Consolidated Precision Products revised final pricing on its $415 million seven-year covenant-light first-lien term loan (B1/B) to Libor plus 450 bps, the low end of initial talk of Libor plus 450 bps to 475 bps. Previously, it was thought that the spread would firm at the high end of the talk, according to a market source, who explained the debt received more demand than expected.

As before, the loan has a 1.25% Libor floor, an original issue discount of 99 and 101 soft call protection for one year.

The company $700 million credit facility also includes a $100 million five-year revolver (B1/B) that has a 50 bps unused fee and a $185 million 71/2-year covenant-light second-lien term loan (Caa1/CCC+) that is priced at Libor plus 925 bps with a 1.25% Libor floor and a discount of 98. The second-lien loan has call protection of 103 in year one, 102 in year two and 101 in year three.

Earlier, pricing on the second-lien debt was lifted from talk of Libor plus 825 bps to 850 bps, the discount moved from 981/2, the maturity was shortened from eight years and the call protection was changed from 102 in year one and 101 in year two.

Consolidated allocating soon

As previously reported, Consolidated Precision's credit facility is anticipated to allocate on Friday morning.

UBS Securities LLC, GE Capital Markets and RBC Capital Markets LLC are the bookrunners on the deal.

Proceeds will be used to help fund the acquisition of ESCO Corp.'s Turbine Technologies Group, a manufacturer of superalloy precision investment cast components, and to refinance existing debt.

Closing is expected following satisfaction of regulatory requirements and other customary conditions.

Consolidated Precision Products is a Pomona, Calif.-based manufacturer of highly engineered components and sub-assemblies, supplying the commercial aerospace, military and industrial markets with small-to-large function critical products.

MGM closes

In other news, MGM Resorts International closed on its $4 billion senior secured credit facility (Ba2/BB), consisting of a $1.2 billion five-year revolver, a $1.05 billion five-year term loan A and a $1.75 billion seven-year term loan B, according to a news release.

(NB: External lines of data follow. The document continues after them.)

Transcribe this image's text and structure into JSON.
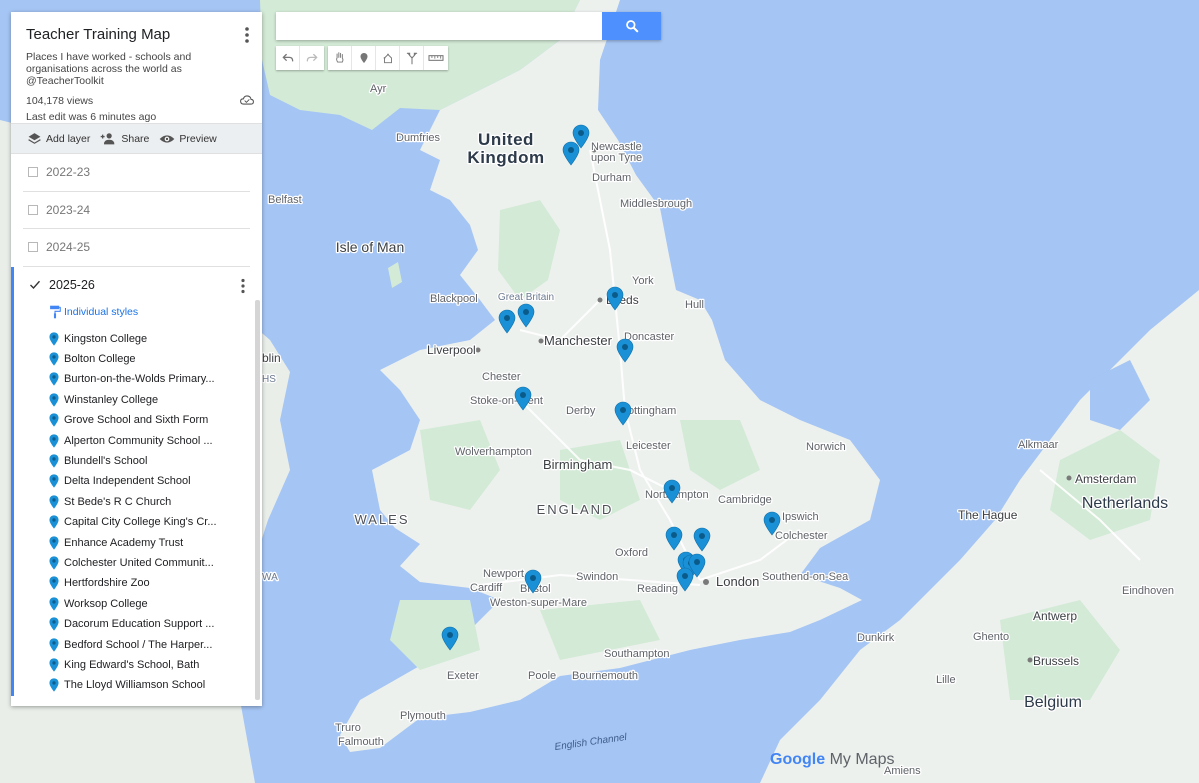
{
  "panel": {
    "title": "Teacher Training Map",
    "description": "Places I have worked - schools and organisations across the world as @TeacherToolkit",
    "views": "104,178 views",
    "last_edit": "Last edit was 6 minutes ago",
    "actions": {
      "add_layer": "Add layer",
      "share": "Share",
      "preview": "Preview"
    },
    "layers": [
      {
        "name": "2022-23",
        "checked": false
      },
      {
        "name": "2023-24",
        "checked": false
      },
      {
        "name": "2024-25",
        "checked": false
      }
    ],
    "active_layer": {
      "name": "2025-26",
      "checked": true,
      "style_label": "Individual styles",
      "places": [
        "Kingston College",
        "Bolton College",
        "Burton-on-the-Wolds Primary...",
        "Winstanley College",
        "Grove School and Sixth Form",
        "Alperton Community School ...",
        "Blundell's School",
        "Delta Independent School",
        "St Bede's R C Church",
        "Capital City College King's Cr...",
        "Enhance Academy Trust",
        "Colchester United Communit...",
        "Hertfordshire Zoo",
        "Worksop College",
        "Dacorum Education Support ...",
        "Bedford School / The Harper...",
        "King Edward's School, Bath",
        "The Lloyd Williamson School"
      ]
    }
  },
  "search": {
    "placeholder": "",
    "value": ""
  },
  "map_labels": {
    "uk1": "United",
    "uk2": "Kingdom",
    "gb": "Great Britain",
    "isle_of_man": "Isle of Man",
    "wales": "WALES",
    "england": "ENGLAND",
    "netherlands": "Netherlands",
    "belgium": "Belgium",
    "newcastle1": "Newcastle",
    "newcastle2": "upon Tyne",
    "durham": "Durham",
    "middlesbrough": "Middlesbrough",
    "dumfries": "Dumfries",
    "belfast": "Belfast",
    "blackpool": "Blackpool",
    "leeds": "Leeds",
    "york": "York",
    "hull": "Hull",
    "doncaster": "Doncaster",
    "liverpool": "Liverpool",
    "manchester": "Manchester",
    "chester": "Chester",
    "stoke": "Stoke-on-Trent",
    "derby": "Derby",
    "nottingham": "Nottingham",
    "wolverhampton": "Wolverhampton",
    "birmingham": "Birmingham",
    "leicester": "Leicester",
    "norwich": "Norwich",
    "northampton": "Northampton",
    "cambridge": "Cambridge",
    "ipswich": "Ipswich",
    "colchester": "Colchester",
    "oxford": "Oxford",
    "newport": "Newport",
    "cardiff": "Cardiff",
    "bristol": "Bristol",
    "swindon": "Swindon",
    "wsm": "Weston-super-Mare",
    "reading": "Reading",
    "london": "London",
    "southend": "Southend-on-Sea",
    "southampton": "Southampton",
    "poole": "Poole",
    "bournemouth": "Bournemouth",
    "exeter": "Exeter",
    "plymouth": "Plymouth",
    "truro": "Truro",
    "falmouth": "Falmouth",
    "english_channel": "English Channel",
    "the_hague": "The Hague",
    "amsterdam": "Amsterdam",
    "alkmaar": "Alkmaar",
    "eindhoven": "Eindhoven",
    "antwerp": "Antwerp",
    "ghent": "Ghento",
    "brussels": "Brussels",
    "dunkirk": "Dunkirk",
    "lille": "Lille",
    "amiens": "Amiens",
    "dublin": "blin",
    "ayr": "Ayr",
    "hs": "HS",
    "wa": "WA",
    "logo_google": "Google",
    "logo_mymaps": "My Maps"
  },
  "colors": {
    "sea": "#a5c5f4",
    "land": "#eef0ef",
    "green": "#cfe8d2",
    "pin": "#1a90d6",
    "accent": "#4285f4",
    "search_btn": "#4d90fe"
  },
  "icons": [
    "search-icon",
    "undo-icon",
    "redo-icon",
    "hand-icon",
    "marker-icon",
    "polygon-icon",
    "route-icon",
    "ruler-icon",
    "layers-icon",
    "add-person-icon",
    "eye-icon",
    "cloud-icon",
    "more-vert-icon",
    "paint-roller-icon",
    "checkbox-icon",
    "check-icon"
  ]
}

During syndication, the revolver was downsized from $1.25 billion, the term loan A was downsized from $1.25 billion and the term loan B was upsized from $1.5 billion.

The revolver and term loan A are priced at Libor plus 300 bps with no Libor floor.

Pricing on the B loan is Libor plus 325 bps, after flexing earlier from Libor plus 375 bps. The loan has a 1% Libor floor and 101 soft call protection for one year and was sold at an original issue discount of 991/2.

Deutsche Bank Securities Inc. and Bank of America Merrill Lynch were the joint physical books on the deal and joint lead arrangers with Barclays and J.P. Morgan Securities LLC.

The Las Vegas-based operator of destination resort brands used the credit facility, along with $1.25 billion of notes and cash on hand, to refinance existing notes and repay bank debt.